Recently, I've been working on partial and robust unrestricted natural language parsing with MT applications. I've been looking at robust, deep analysis of English captions (subtitles) in the financial news domain. One potential application of the research is in on-line automatic caption translation. This task requires high parsing efficiency both in terms of parse correctness and time. Another issue involved is high level of ambiguity that many parsing approaches lead to when applied to syntactically unrestricted text.
The approach is based on multi-level chart parsing with pruning to achieve efficiency and ambiguity reduction. The parser uses a broad coverage English grammar and lexicon with extensive subcategorization information and attachment preferences. The research is done in the context of the KANT system, but it doesn't assume any control of the input language. The coverage of the grammar is well illustrated by the on-line data to Czuba et al (1998). In a recent English-Chinese on-line caption translation feasibility study, the approach showed promising results. Currently I'm working on adding statistical information to the pruning algorithm. More can be found in Czuba (2000)

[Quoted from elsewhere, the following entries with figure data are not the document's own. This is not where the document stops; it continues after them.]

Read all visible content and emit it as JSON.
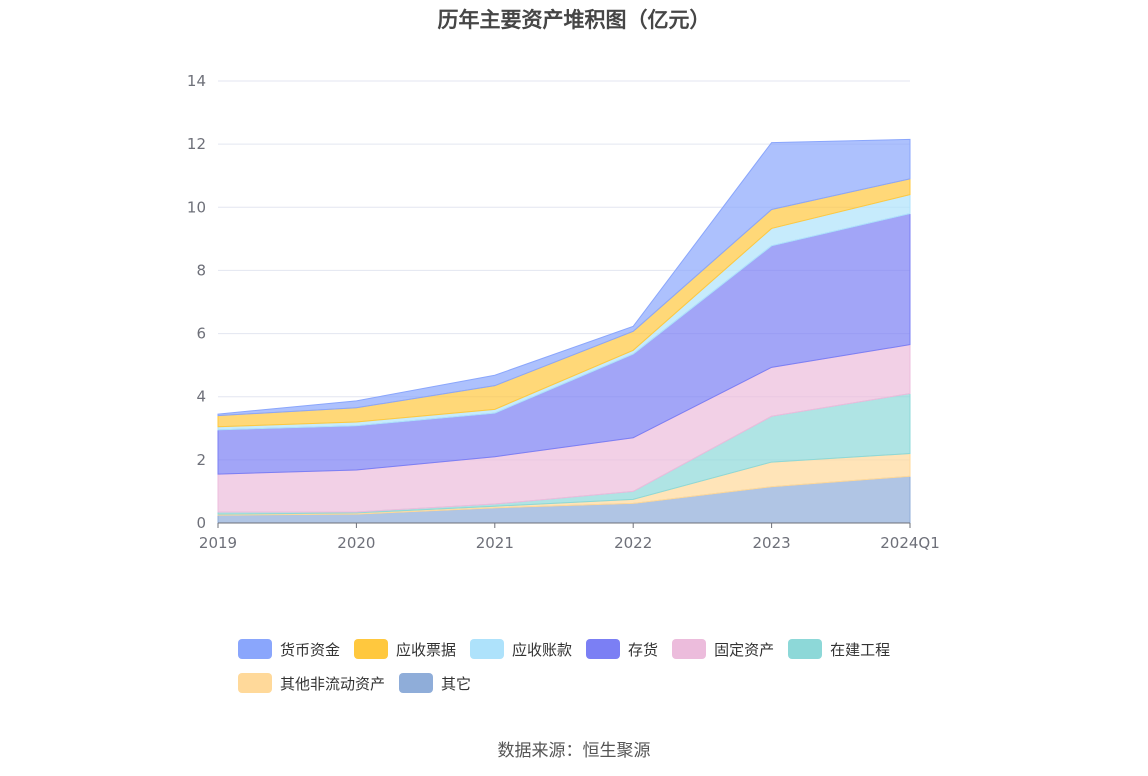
{
  "chart_data": {
    "type": "area",
    "stacked": true,
    "title": "历年主要资产堆积图（亿元）",
    "categories": [
      "2019",
      "2020",
      "2021",
      "2022",
      "2023",
      "2024Q1"
    ],
    "yticks": [
      "0",
      "2",
      "4",
      "6",
      "8",
      "10",
      "12",
      "14"
    ],
    "ylim": [
      0,
      14
    ],
    "grid": true,
    "legend_position": "bottom",
    "series": [
      {
        "name": "其它",
        "color": "#8fadd9",
        "values": [
          0.25,
          0.28,
          0.48,
          0.62,
          1.15,
          1.48
        ]
      },
      {
        "name": "其他非流动资产",
        "color": "#ffd99a",
        "values": [
          0.03,
          0.04,
          0.05,
          0.13,
          0.78,
          0.72
        ]
      },
      {
        "name": "在建工程",
        "color": "#8dd8d8",
        "values": [
          0.07,
          0.03,
          0.07,
          0.25,
          1.45,
          1.9
        ]
      },
      {
        "name": "固定资产",
        "color": "#ecbcdc",
        "values": [
          1.2,
          1.33,
          1.5,
          1.7,
          1.55,
          1.55
        ]
      },
      {
        "name": "存货",
        "color": "#7b7ff4",
        "values": [
          1.4,
          1.4,
          1.38,
          2.65,
          3.85,
          4.15
        ]
      },
      {
        "name": "应收账款",
        "color": "#aee2fb",
        "values": [
          0.1,
          0.12,
          0.12,
          0.12,
          0.55,
          0.6
        ]
      },
      {
        "name": "应收票据",
        "color": "#ffc83e",
        "values": [
          0.35,
          0.45,
          0.75,
          0.6,
          0.6,
          0.5
        ]
      },
      {
        "name": "货币资金",
        "color": "#8aa6fc",
        "values": [
          0.05,
          0.22,
          0.33,
          0.16,
          2.12,
          1.25
        ]
      }
    ],
    "legend_order": [
      "货币资金",
      "应收票据",
      "应收账款",
      "存货",
      "固定资产",
      "在建工程",
      "其他非流动资产",
      "其它"
    ]
  },
  "footer": {
    "source": "数据来源：恒生聚源"
  },
  "colors": {
    "grid": "#e3e6f0",
    "axis": "#6e7079",
    "tick_label": "#6e7079"
  }
}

I'm also interested in Translingual (Cross-Lingual) Information Retrieval, especially in corpus-based methods. See Czuba, Liu (1999) for results of experiments in using SYSTRAN to derive a bilingual aligned corpus for statistical TLIR. Currently, I'm investigating ways of harvesting bilingual corpora for TLIR from the Web.
My other interests include learning for NLP and neural approaches to NLP. I'm also interested in theoretical and formal linguistics and in what's happening in the world of LFG and HPSG.